OR WAIT 15 SECS
As Japan voices Brexit concerns, Donald Macarthur notes that Japanese pharma companies favored London as a European base well before the EMA opened its doors.
Concerns about a possible relocation of the European Medicines Agency (EMA) from London after the United Kingdom leaves the European Union have been voiced by the Japanese government. These concerns are contained in a blunt 15-page ‘Message to the UK and the EU’ covering the interests of the entire spectrum of Japanese industries in the country.
"Many Japanese pharmaceutical companies are operating in London, due to the EMA’s location in London", the release states. If the EMA was to transfer elsewhere, "the appeal of London as an environment for the development of pharmaceuticals would be lost, which could possibly lead to a shift in the flow of R&D funds and personnel to continental Europe". This could then "force Japanese companies to reconsider their business activities", it concludes.
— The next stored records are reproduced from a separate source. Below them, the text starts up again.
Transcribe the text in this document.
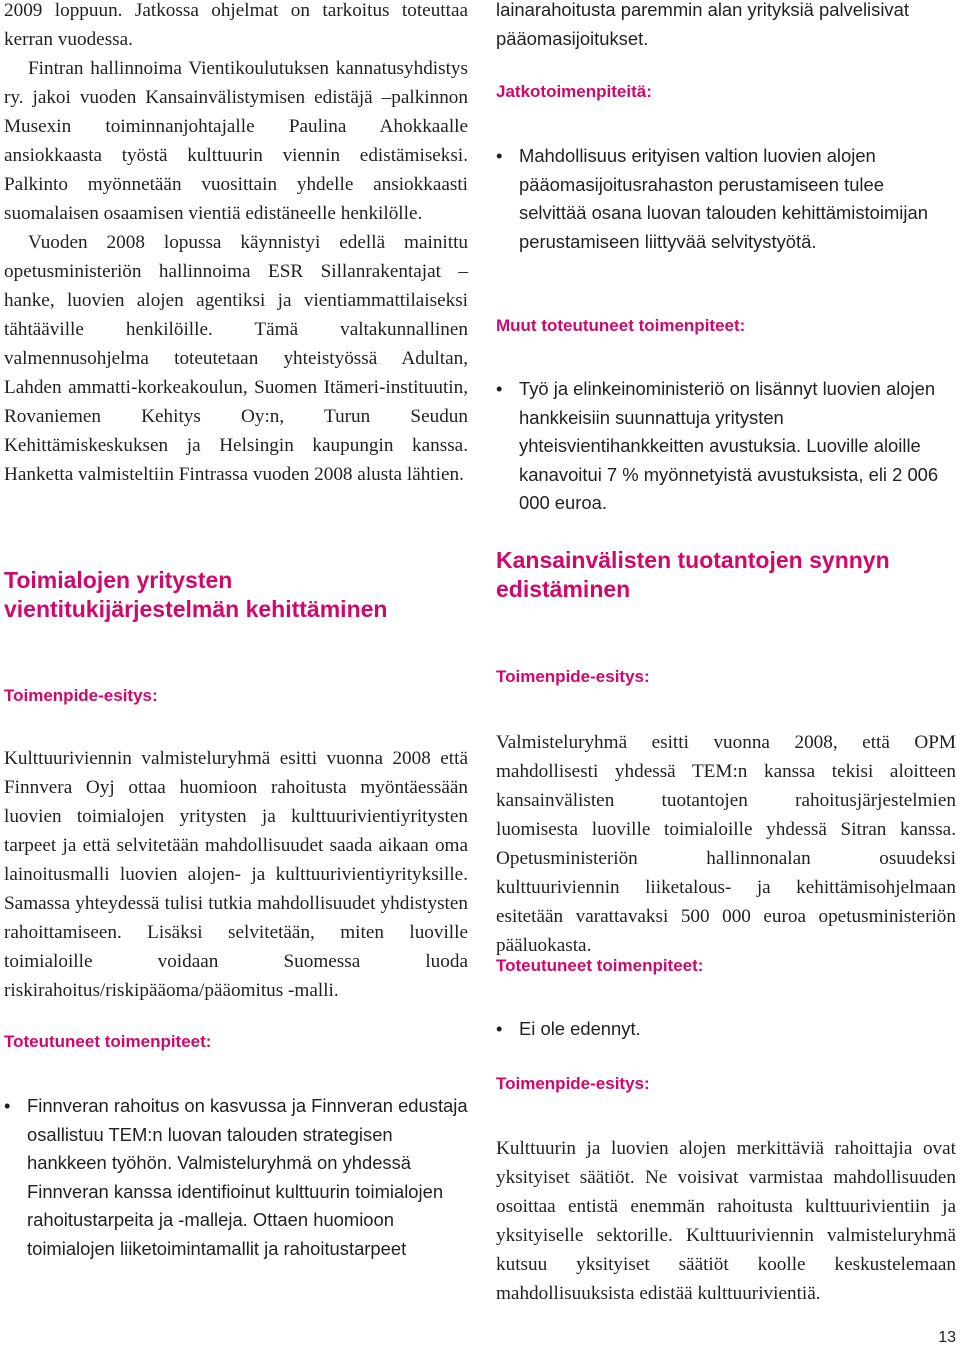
2009 loppuun. Jatkossa ohjelmat on tarkoitus toteuttaa kerran vuodessa.

Fintran hallinnoima Vientikoulutuksen kannatusyhdistys ry. jakoi vuoden Kansainvälistymisen edistäjä –palkinnon Musexin toiminnanjohtajalle Paulina Ahokkaalle ansiokkaasta työstä kulttuurin viennin edistämiseksi. Palkinto myönnetään vuosittain yhdelle ansiokkaasti suomalaisen osaamisen vientiä edistäneelle henkilölle.

Vuoden 2008 lopussa käynnistyi edellä mainittu opetusministeriön hallinnoima ESR Sillanrakentajat –hanke, luovien alojen agentiksi ja vientiammattilaiseksi tähtääville henkilöille. Tämä valtakunnallinen valmennusohjelma toteutetaan yhteistyössä Adultan, Lahden ammatti-korkeakoulun, Suomen Itämeri-instituutin, Rovaniemen Kehitys Oy:n, Turun Seudun Kehittämiskeskuksen ja Helsingin kaupungin kanssa. Hanketta valmisteltiin Fintrassa vuoden 2008 alusta lähtien.

Toimialojen yritysten vientitukijärjestelmän kehittäminen
Toimenpide-esitys:

Kulttuuriviennin valmisteluryhmä esitti vuonna 2008 että Finnvera Oyj ottaa huomioon rahoitusta myöntäessään luovien toimialojen yritysten ja kulttuurivientiyritysten tarpeet ja että selvitetään mahdollisuudet saada aikaan oma lainoitusmalli luovien alojen- ja kulttuurivientiyrityksille. Samassa yhteydessä tulisi tutkia mahdollisuudet yhdistysten rahoittamiseen. Lisäksi selvitetään, miten luoville toimialoille voidaan Suomessa luoda riskirahoitus/riskipääoma/pääomitus -malli.

Toteutuneet toimenpiteet:
• Finnveran rahoitus on kasvussa ja Finnveran edustaja osallistuu TEM:n luovan talouden strategisen hankkeen työhön. Valmisteluryhmä on yhdessä Finnveran kanssa identifioinut kulttuurin toimialojen rahoitustarpeita ja -malleja. Ottaen huomioon toimialojen liiketoimintamallit ja rahoitustarpeet

lainarahoitusta paremmin alan yrityksiä palvelisivat pääomasijoitukset.

Jatkotoimenpiteitä:
• Mahdollisuus erityisen valtion luovien alojen pääomasijoitusrahaston perustamiseen tulee selvittää osana luovan talouden kehittämistoimijan perustamiseen liittyvää selvitystyötä.
Muut toteutuneet toimenpiteet:
• Työ ja elinkeinoministeriö on lisännyt luovien alojen hankkeisiin suunnattuja yritysten yhteisvientihankkeitten avustuksia. Luoville aloille kanavoitui 7 % myönnetyistä avustuksista, eli 2 006 000 euroa.
Kansainvälisten tuotantojen synnyn edistäminen
Toimenpide-esitys:

Valmisteluryhmä esitti vuonna 2008, että OPM mahdollisesti yhdessä TEM:n kanssa tekisi aloitteen kansainvälisten tuotantojen rahoitusjärjestelmien luomisesta luoville toimialoille yhdessä Sitran kanssa. Opetusministeriön hallinnonalan osuudeksi kulttuuriviennin liiketalous- ja kehittämisohjelmaan esitetään varattavaksi 500 000 euroa opetusministeriön pääluokasta.

Toteutuneet toimenpiteet:
• Ei ole edennyt.
Toimenpide-esitys:

Kulttuurin ja luovien alojen merkittäviä rahoittajia ovat yksityiset säätiöt. Ne voisivat varmistaa mahdollisuuden osoittaa entistä enemmän rahoitusta kulttuurivientiin ja yksityiselle sektorille. Kulttuuriviennin valmisteluryhmä kutsuu yksityiset säätiöt koolle keskustelemaan mahdollisuuksista edistää kulttuurivientiä.

13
Quite what advantage the companies believe comes from close physical proximity to the Agency is unsure. It is not as if you can just walk in off the street without an appointment to discuss an application or seek clarification on some regulatory point of detail. It may be the mere chance of picking up intelligence first hand is the draw. Not content with being in the same city, one Japanese major even gambled unsuccessfully on the EMA choosing west London’s Hammersmith district (one of the other short-listed sites in competition to Canary Wharf) when it based its own office there.
In reality, many Japanese pharmaceutical companies favored London as a European base well before the EMA opened its doors in 1995. Today the scale and scope of their UK operations is much larger, but the main draw then as now was the English language, allied to the UK’s reputation for science, academia and innovation plus its re-eminence in service provision and information gathering/analysis. Understanding of what the EU meant with pharma was often very limited in Tokyo and Osaka during the early 1990s. I had to explain several times there wouldn’t be a single pricing and reimbursement regime, and even how to obtain official documents, for example.
What happens to the EMA will be a political decision. Until something is known on what form Brexit will take it seems more productive to focus on practical matters.
Relocation would certainly risk large financial penalties. The EMA only completed the move from three buildings in Westferry Circus to its current single, high-tech, customized Churchill Place site in the same Canary Wharf area in August 2014. It occupies nine floors, totaling 250,000 square feet, under the terms of a 25-year lease, apparently with no let-out clause. EMA accounts reveal a steep increase in infrastructure costs, from EUR 31 million ($35 million) in 2012 to EUR 62 million in 2013 and EUR 55 million in 2014, ‘due to fitting out the new premises’. Resettlement and redundancy costs would be another burden. The EMA hasn’t even begun paying the rent of upwards of GBP 46.50 ($61.62)/sq ft yet either. The deal it negotiated with its new landlord included a 37 month rent-free period.
But it is people that are critical to EMA’s success of course. It employees almost 900 staff from all 28 EU member states. English is the Agency’s working language but fluency in another EU tongue is also mandatory. Many will be settled in London with young families. Some may not relish a move to the likes of Denmark, Italy, Spain or Sweden (countries which have already expressed interest in hosting a relocated EMA) for personal, linguistic or cultural reasons. Yet the loss of skilled and experienced assessors, inspectors, administrators, support staff and translators would be a huge blow. The 2014 phased move within Canary Wharf appeared seamless with no disruption to the EMA’s workflow. Relocating overseas would be far more complex. Combined with the potential loss of experts from the UK’s Medicines and Healthcare products Regulatory Agency, which frequently acts both as rapporteur/co-rapporteur in the EU centralized procedure and as the reference member state in the decentralised procedure, would almost certainly jeopardize companies’ launch plans.
It is to everybody’s interests that the EMA stays where it is for the foreseeable future. We can only hope that common sense will prevail and some typical European compromise is realised to achieve this, whatever the politicians decide the big picture post-Brexit will be.